Here is how this tends to go down.
It starts because I am having, or have recently had, a Bad Brain Day/Week/Month. What this typically means is that I have been experiencing some type of overwhelmingly strong emotional response–maybe I’ve been having panic attacks, maybe I’ve been getting disproportionately bummed out over some particular event, maybe my brain has been spinning off into depression-ish thinking for a variety of reasons. Whatever it is, it is significant enough to have been playing a big, big part in my experience of the world during whatever time period I have been dealing with it, and may even be causing me to significantly alter my behavior to compensate for it.
So this thing has been going on with me, and someone I am fairly open to about such things asks me how I’ve been, and I tell them. This could be a friend, a family member, even my therapist. I then explain, to the degree that I am comfortable doing so, the emotional issue I am having. I am able to be incredibly articulate about what I am feeling, and why I am feeling it, and to the extent that it is irrational, I explicitly describe it as such. Often, I explicitly state that part of what is distressing to me about this experience is that I understand that it is irrational, but I cannot stop having the thoughts/feelings.
The person I am talking to then responds with something to the effect of “well at least you’re aware that your thoughts are irrational, and are able to counter them/deal with them so rationally”.
*cue inarticulate aggravated noises*
Here’s the thing. The vast majority of the time when I am struggling mentally/emotionally, I AM able to cling to at least some small thread of rationality, and I am able to understand, at least partially, where my feelings are coming from/that they are not grounded entirely in reality.

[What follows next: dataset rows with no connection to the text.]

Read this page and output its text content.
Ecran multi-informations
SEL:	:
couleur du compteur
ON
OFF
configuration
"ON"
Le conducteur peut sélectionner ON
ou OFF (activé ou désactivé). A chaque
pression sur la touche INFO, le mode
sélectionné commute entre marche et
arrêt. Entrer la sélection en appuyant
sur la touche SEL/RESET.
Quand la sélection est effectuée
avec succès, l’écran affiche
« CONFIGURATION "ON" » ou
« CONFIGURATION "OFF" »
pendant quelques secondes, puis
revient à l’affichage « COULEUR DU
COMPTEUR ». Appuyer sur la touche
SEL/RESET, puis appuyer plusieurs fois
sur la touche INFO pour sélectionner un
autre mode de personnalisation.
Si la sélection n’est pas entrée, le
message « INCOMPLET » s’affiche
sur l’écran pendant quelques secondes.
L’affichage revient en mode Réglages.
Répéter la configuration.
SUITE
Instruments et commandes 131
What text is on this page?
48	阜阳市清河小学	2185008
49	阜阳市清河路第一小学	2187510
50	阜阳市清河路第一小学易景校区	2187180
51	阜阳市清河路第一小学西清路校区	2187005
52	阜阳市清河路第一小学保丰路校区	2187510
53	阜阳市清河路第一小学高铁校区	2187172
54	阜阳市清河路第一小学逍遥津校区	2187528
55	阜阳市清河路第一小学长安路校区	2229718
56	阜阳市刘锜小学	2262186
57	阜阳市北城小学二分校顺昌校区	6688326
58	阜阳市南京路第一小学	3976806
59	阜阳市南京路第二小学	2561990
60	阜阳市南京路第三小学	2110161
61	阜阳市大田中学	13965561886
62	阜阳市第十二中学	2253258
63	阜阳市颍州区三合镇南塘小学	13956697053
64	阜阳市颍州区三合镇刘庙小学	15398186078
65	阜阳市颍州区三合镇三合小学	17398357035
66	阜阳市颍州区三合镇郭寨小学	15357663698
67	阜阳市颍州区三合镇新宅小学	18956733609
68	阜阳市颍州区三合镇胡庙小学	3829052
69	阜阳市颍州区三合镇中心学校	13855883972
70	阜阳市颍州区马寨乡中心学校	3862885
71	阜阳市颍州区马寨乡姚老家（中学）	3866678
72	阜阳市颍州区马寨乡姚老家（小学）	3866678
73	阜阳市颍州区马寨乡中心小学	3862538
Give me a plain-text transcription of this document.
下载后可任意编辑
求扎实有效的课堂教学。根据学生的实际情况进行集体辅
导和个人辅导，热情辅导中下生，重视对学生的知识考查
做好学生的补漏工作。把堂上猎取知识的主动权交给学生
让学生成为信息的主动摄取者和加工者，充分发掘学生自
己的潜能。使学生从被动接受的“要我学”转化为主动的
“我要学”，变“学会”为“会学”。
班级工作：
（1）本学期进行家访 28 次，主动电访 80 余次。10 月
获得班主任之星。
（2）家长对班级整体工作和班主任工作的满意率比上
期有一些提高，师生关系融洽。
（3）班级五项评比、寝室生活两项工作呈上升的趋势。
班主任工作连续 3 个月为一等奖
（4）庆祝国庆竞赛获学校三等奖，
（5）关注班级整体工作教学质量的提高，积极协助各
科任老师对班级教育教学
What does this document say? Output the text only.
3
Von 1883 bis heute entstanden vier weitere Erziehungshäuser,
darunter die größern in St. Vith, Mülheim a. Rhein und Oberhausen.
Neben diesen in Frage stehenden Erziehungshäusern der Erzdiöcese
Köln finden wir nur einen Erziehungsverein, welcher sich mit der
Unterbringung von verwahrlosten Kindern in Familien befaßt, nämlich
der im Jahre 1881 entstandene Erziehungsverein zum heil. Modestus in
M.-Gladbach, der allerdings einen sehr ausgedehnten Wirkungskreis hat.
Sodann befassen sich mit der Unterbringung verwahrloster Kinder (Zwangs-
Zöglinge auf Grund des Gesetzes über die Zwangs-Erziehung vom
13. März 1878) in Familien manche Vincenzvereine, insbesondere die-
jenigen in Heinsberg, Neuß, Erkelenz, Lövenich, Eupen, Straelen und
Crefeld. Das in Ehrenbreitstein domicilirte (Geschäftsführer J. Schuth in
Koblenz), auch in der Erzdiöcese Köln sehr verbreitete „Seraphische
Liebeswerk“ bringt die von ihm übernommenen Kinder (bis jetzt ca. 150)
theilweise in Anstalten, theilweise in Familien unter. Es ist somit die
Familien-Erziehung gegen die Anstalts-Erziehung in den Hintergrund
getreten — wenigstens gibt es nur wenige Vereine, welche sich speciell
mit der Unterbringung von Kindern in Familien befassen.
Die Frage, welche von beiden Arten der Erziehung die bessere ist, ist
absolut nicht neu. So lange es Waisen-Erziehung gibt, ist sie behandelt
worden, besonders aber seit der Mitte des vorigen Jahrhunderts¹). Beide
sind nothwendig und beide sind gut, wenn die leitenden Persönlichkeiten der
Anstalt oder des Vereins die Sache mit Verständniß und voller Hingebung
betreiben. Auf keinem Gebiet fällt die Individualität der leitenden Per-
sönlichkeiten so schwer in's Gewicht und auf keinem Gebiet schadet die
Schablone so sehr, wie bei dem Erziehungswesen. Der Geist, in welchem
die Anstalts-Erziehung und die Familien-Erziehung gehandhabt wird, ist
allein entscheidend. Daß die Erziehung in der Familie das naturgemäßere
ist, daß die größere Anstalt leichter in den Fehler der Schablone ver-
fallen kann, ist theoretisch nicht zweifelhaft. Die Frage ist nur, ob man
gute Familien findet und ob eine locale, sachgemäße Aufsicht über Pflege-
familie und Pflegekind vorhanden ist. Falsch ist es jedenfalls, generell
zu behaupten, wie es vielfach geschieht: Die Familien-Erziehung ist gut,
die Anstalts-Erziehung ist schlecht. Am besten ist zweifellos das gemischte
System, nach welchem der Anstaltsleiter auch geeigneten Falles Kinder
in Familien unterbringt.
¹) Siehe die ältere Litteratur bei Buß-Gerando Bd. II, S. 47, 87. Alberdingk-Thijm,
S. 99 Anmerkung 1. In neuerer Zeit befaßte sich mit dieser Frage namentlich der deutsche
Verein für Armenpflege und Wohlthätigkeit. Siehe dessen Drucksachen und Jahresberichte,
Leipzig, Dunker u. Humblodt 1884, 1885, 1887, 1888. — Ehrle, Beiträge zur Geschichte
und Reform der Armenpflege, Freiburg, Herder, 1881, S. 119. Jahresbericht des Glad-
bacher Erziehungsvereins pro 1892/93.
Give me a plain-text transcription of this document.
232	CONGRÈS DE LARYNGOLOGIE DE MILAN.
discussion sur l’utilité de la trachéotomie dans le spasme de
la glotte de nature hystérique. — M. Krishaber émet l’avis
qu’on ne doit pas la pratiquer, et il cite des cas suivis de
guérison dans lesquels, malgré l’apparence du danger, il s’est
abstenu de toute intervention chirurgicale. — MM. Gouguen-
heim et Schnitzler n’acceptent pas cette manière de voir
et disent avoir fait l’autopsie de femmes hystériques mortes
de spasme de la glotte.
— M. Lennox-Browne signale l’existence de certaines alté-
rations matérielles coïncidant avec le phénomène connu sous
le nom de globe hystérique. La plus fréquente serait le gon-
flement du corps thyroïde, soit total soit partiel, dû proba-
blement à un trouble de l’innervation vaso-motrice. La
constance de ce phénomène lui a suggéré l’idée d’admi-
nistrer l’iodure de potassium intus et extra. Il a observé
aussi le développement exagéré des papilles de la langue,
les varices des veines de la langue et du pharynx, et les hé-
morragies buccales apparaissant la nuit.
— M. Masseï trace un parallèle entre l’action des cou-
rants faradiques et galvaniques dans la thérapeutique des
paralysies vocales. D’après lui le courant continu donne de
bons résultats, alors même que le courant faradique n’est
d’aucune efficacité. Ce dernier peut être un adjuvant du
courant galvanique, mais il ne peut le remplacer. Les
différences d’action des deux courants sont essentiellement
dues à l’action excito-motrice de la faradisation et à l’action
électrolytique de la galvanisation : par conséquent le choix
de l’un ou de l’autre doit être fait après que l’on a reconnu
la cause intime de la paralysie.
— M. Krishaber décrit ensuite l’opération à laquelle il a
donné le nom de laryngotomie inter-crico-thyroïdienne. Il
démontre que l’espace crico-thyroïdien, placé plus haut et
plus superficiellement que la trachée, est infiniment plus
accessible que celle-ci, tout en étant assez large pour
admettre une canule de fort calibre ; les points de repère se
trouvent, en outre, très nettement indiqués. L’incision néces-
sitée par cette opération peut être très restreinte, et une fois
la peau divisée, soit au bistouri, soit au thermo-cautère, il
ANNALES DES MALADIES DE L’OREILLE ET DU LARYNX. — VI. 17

This isn’t to say that I always understand every aspect of my own psyche (no one has perfect self-knowledge), but I do certainly have enough understanding to be useful.
This IS a great thing, in that it has kept me from being more of a danger to myself or others, and in that it allows me to implement self-care strategies as needed in order to mostly pass as a not-crazy person in many of my daily interactions. It’s a huge part of what allows me to be a basically functional, self-supporting adult.
I also understand that there are lots of well-meaning reasons why people give me the “but at least you understand your craziness!” response. Sometimes they are genuinely surprised/impressed by my ability to articulate things so clearly/dissect my own motivations, either because they struggle with that themselves or because they aren’t used to hearing people with mental illness talk about it the way I do. Sometimes they don’t know what else to say, and are just trying to respond with something positive. Sometimes, as in the case of my therapist, they are trying to get me to “give myself credit” for using the coping mechanisms I have learned/countering the negative thoughts.
All that said… despite what the cliches about flashes-of-insight on therapists’ couches may have taught you, understanding your emotional responses does not allow you to magically turn them off. At best, insight allows you to apply strategies to manipulate those responses in more favorable directions, and that still takes significant effort, which is FUCKING EXHAUSTING. When I am explaining that I’ve been having a tough time lately, part of what I am telling you is that I have been working really hard to keep my emotions/negative thoughts from completely incapacitating me, and I am fucking TIRED and it SUCKS.
So when someone hears that, and turns around and tells me “well at least you are able to understand/control what’s going on in your head”, it’s hard for me not to hear that as “well, be grateful that it isn’t worse!” Which, as I hope you know, is not a particularly helpful response to anyone experiencing hard things.
I don’t have a great way to sum this up, so I’m just going to say this: when someone tells you about something they are struggling with, suppress the urge to immediately go to giving advice, praising how they are handling it, or trying to help them see that it’s “not that bad”. They may need/want one or all of those things, eventually. But maybe don’t start there. Maybe just start by making them feel heard.